To quote one paragraph  
“ Today's order, a first under section 97a of the the Copyright, Designs and Patents Act, will be seen as a heavy blow to ISPs' long-held defence on infringement that they act as a "mere conduit" and cannot be expect to enforce copyright holders' rights.”

I see two issues here. One is the expansion of the principle of making a service provider ISP or company actively enforce laws, a precedent well established by, for example making landlords responsible for smoking enforcement, but one applied this way could easily be expanded to make your electricity provider responsible for preventing your ‘overuse’ of electricity or justify inspection of the contents of mail and parcels.

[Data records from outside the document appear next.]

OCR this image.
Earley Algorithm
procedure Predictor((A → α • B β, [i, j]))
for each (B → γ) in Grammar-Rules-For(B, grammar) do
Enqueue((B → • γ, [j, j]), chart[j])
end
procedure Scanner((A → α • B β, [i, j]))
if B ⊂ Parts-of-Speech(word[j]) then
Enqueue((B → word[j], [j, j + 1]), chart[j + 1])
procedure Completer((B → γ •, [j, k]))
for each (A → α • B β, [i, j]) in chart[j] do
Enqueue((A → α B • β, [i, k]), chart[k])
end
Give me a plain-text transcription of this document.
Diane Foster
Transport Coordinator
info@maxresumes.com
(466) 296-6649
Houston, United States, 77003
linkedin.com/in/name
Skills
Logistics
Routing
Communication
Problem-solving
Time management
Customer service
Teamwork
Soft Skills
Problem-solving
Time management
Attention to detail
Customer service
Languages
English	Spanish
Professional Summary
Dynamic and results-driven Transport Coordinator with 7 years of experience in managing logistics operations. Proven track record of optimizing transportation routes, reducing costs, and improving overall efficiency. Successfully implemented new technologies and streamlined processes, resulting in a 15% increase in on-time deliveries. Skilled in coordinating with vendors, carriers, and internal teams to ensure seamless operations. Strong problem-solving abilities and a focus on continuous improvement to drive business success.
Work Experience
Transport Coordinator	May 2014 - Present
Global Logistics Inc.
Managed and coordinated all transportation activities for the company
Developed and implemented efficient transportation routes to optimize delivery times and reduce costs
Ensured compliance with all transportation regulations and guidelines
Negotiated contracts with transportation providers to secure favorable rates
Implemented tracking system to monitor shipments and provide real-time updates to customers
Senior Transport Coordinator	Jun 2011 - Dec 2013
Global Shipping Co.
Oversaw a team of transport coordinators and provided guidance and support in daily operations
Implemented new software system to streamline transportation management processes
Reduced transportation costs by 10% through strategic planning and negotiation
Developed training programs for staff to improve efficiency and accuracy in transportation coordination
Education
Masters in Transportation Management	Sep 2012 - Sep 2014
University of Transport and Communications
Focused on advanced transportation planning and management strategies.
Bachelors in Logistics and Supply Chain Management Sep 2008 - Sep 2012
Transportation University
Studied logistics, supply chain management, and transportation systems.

The other, and even more serious issue, is that this is just one step nearer banning web sites that the authorities claim will encourage criminality or stir public dissent. In the light of recent anti right-wing * sentiment from government and press I see this as another part of a multi-pronged pincer movement designed to emasculate the Web and squash social dissent.

There is an addon here that might be useful in the future. http://mafiaafire.com/

*I know it’s not actually right-wing, I’m using their knee-jerk shorthand.